Der Vertrag von Versailles machte die Memel zum Grenzstrom. Das jenseitige Memelland annektierten die Litauer. Mitten auf der Brücke kennzeichneten die Wappen mit dem deutschen Adler und dem litauischen Reiter den Grenzverlauf. Von nun an bestimmte zwei Jahrzehnte lang der kleine Grenzverkehr das Bild auf der Brücke.
Bild 5 Um 1935. Die Königin-Luise-Brücke in friedlichen Zeiten Foto Archiv
Im März 1939 erlebte die Königin Luise-Brücke einen denkwürdigen Tag. Nach Verhandlungen mit der litauischen Regierung kam das Memelland wieder zurück nach Deutschland. Die Grenzwappen auf der Brücke wurden abmontiert und Soldaten der Tilsiter Garnison marschierten unter dem Jubel der Menschen hüben wie drüben über die Brücke ins befreite Memelland.

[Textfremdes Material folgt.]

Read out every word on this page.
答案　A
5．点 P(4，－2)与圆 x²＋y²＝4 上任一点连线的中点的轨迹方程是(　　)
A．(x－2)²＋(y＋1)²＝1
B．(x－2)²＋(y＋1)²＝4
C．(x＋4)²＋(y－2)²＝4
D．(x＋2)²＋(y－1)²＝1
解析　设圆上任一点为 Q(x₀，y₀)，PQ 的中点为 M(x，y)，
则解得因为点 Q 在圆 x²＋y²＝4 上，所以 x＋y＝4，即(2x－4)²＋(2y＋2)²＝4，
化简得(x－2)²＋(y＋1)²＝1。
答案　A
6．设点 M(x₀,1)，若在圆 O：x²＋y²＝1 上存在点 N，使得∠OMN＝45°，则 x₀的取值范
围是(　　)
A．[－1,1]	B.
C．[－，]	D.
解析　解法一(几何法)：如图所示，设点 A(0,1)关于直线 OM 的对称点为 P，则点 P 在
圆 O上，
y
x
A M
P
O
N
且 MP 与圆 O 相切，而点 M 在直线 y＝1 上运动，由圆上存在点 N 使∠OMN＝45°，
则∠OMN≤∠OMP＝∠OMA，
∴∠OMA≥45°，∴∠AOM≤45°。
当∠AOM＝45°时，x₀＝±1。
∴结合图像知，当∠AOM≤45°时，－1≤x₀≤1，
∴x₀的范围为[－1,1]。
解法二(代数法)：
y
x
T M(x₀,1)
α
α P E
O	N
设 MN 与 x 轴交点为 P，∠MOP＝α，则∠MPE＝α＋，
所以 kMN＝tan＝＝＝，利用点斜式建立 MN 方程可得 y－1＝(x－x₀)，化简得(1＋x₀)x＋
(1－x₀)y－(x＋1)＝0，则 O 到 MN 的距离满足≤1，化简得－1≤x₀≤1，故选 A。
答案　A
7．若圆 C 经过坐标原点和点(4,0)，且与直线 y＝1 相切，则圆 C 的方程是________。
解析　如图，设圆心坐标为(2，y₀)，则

Zwei Jahre später zogen erneut Wehrmachtskolonnen über die Brücke. Der Feldzug gegen die Sowjetunion hatte begonnen. Die Brücke musste in den nächsten Jahren vorrangig militärische Aufgaben erfüllen, bis im Oktober 1944 noch einmal deutsche Truppenteile die Brücke überquerten, diesmal aber in umgekehrter Richtung. Die Wehrmacht zog sich auf das südliche Memelufer zurück und bezog dort eine Abwehrstellung. Am 22. Oktober kam damit für die Königin-Luise-Brücke das Aus. Sie wurde von einem Pioniertrupp des Heeres gesprengt und sollte das weitere Vordringen der Russen stoppen.
Bild 6 Das traurigste Kapitel in der Geschichte der Königin-Luise-Brücke:
Am 22. Oktober 1944 wurde die Brücke von deutschen Pionieren gesprengt.Foto Kragenings
Für die Rote Armee war nach der Einnahme von Tilsit der Bau eines neuen Übergangs über die Memel von absoluter Dringlichkeit. Sowjetische Pioniere hatten bereits in der Vorbereitungsphase der Offensive Holz in den Wäldern des Memellandes eingeschlagen und Pfosten und Balken für den Brückenbau vorbereitet. In kürzester Frist entstand eine provisorische Pfahlbrücke, mit deren Hilfe Truppenverstärkungen und Nachschub für die weiteren Kampfhandlungen herangeführt werden konnten. Ihre Lebensdauer war allerdings kurz. Sie wurde im Frühjahr 1946 von Wassermassen und Eisschollen weggerissen.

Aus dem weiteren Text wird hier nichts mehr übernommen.